Dallas, Texas 09/17/2013 (Financialstrend) – The last five days of trading have been a roller coaster ride for Standard Pacific Corp. (NYSE:SPF). It began September11 trading at $7.7 before slipping to $7.59 on September13 before recovering to end at $7.8. At the beginning of the new week, the share shot up by $7.97 before sliding through the day to end at $7.79.
This volatility can be traced back to its August 6 announcement indicating its signing of underwriting agreement with Citigroup and Credit Suisse Securities with regards to issuance of $300 million senior notes which are payable in 2021. The company has offered to pay 6.25% interest per year. The interest payout will happen twice a year beginning December’13. The company has also retained the option to redeem part or whole of the notes before the December 2012 due date. The company is planning to use the proceeds thus raised to expand its business operations including land acquisitions and stepping up its construction activities.

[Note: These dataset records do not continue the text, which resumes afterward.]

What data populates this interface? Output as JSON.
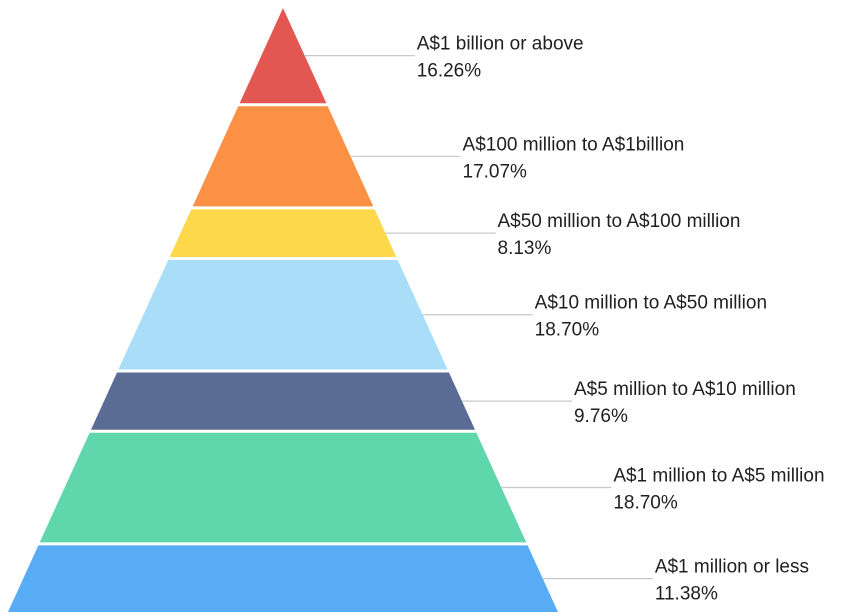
{
  "chart_data": {
    "type": "pyramid",
    "title": "",
    "categories": [
      "A$1 billion or above",
      "A$100 million to A$1billion",
      "A$50 million to A$100 million",
      "A$10 million to A$50 million",
      "A$5 million to A$10 million",
      "A$1 million to A$5 million",
      "A$1 million or less"
    ],
    "values": [
      16.26,
      17.07,
      8.13,
      18.7,
      9.76,
      18.7,
      11.38
    ],
    "value_labels": [
      "16.26%",
      "17.07%",
      "8.13%",
      "18.70%",
      "9.76%",
      "18.70%",
      "11.38%"
    ],
    "colors": [
      "#e35753",
      "#fc9145",
      "#fdd84b",
      "#a9ddf8",
      "#5a6b94",
      "#5fd6ab",
      "#58acf5"
    ],
    "legend": "none",
    "grid": false
  }
}
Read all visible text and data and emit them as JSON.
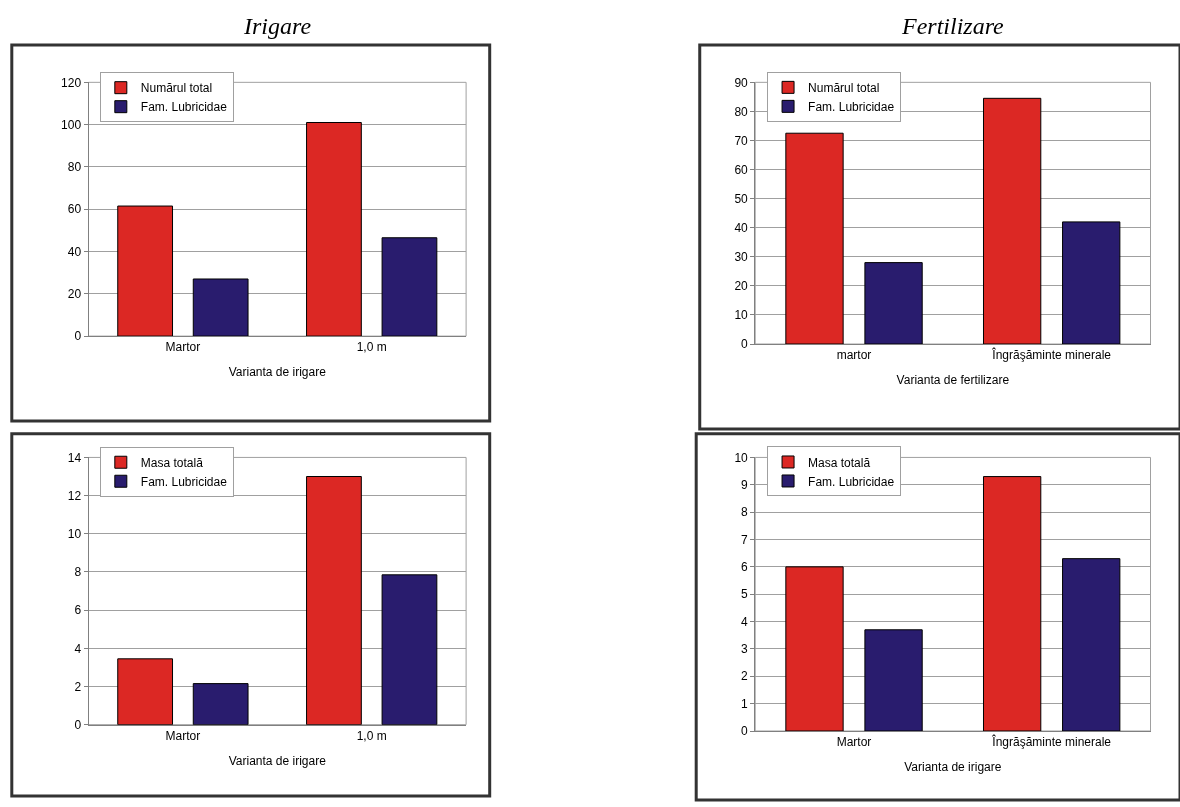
{
  "chart_data": [
    {
      "type": "bar",
      "title": "Irigare",
      "categories": [
        "Martor",
        "1,0 m"
      ],
      "xlabel": "Varianta de irigare",
      "series": [
        {
          "name": "Numărul total",
          "color": "#dc2824",
          "values": [
            61.5,
            101
          ]
        },
        {
          "name": "Fam. Lubricidae",
          "color": "#291c6e",
          "values": [
            27,
            46.5
          ]
        }
      ],
      "ylim": [
        0,
        120
      ],
      "yticks": [
        0,
        20,
        40,
        60,
        80,
        100,
        120
      ],
      "grid": "y",
      "legend": "top left"
    },
    {
      "type": "bar",
      "title": "Fertilizare",
      "categories": [
        "martor",
        "Îngrăşăminte minerale"
      ],
      "xlabel": "Varianta de fertilizare",
      "series": [
        {
          "name": "Numărul total",
          "color": "#dc2824",
          "values": [
            72.5,
            84.5
          ]
        },
        {
          "name": "Fam. Lubricidae",
          "color": "#291c6e",
          "values": [
            28,
            42
          ]
        }
      ],
      "ylim": [
        0,
        90
      ],
      "yticks": [
        0,
        10,
        20,
        30,
        40,
        50,
        60,
        70,
        80,
        90
      ],
      "grid": "y",
      "legend": "top left"
    },
    {
      "type": "bar",
      "categories": [
        "Martor",
        "1,0 m"
      ],
      "xlabel": "Varianta de irigare",
      "series": [
        {
          "name": "Masa totală",
          "color": "#dc2824",
          "values": [
            3.45,
            13
          ]
        },
        {
          "name": "Fam. Lubricidae",
          "color": "#291c6e",
          "values": [
            2.15,
            7.85
          ]
        }
      ],
      "ylim": [
        0,
        14
      ],
      "yticks": [
        0,
        2,
        4,
        6,
        8,
        10,
        12,
        14
      ],
      "grid": "y",
      "legend": "top left"
    },
    {
      "type": "bar",
      "categories": [
        "Martor",
        "Îngrăşăminte minerale"
      ],
      "xlabel": "Varianta de irigare",
      "series": [
        {
          "name": "Masa totală",
          "color": "#dc2824",
          "values": [
            6,
            9.3
          ]
        },
        {
          "name": "Fam. Lubricidae",
          "color": "#291c6e",
          "values": [
            3.7,
            6.3
          ]
        }
      ],
      "ylim": [
        0,
        10
      ],
      "yticks": [
        0,
        1,
        2,
        3,
        4,
        5,
        6,
        7,
        8,
        9,
        10
      ],
      "grid": "y",
      "legend": "top left"
    }
  ]
}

Standard Pacific diverse business interests span many of the housing markets of metropolitan California, Florida, North and South Carolina, Texas, Arizona, and Colorado. The Company’s operations are bundled under two broad businesses heads. These are homebuilding and financial lending (mortgage financing). The company has a market capitalization of $2.15 billion with 276 million outstanding shares. The shares are trading 21% lower than its prior 52 week high valuation and 36% higher than its 52 weeks low.
The investors have been staying away from this stock since July 27 when it announced its second quarter results. For its 2Q13 which ended on June 30, new home deliveries were up 34%, net new orders which are indicative of future cash flow was up 37%, home sale revenues went up by 58% and homes in backlog were also up 79% in comparison to 2Q12. Net income in 2Q was $43.1 million, which is significantly higher than the $14.3 million the company had registered in 2Q12.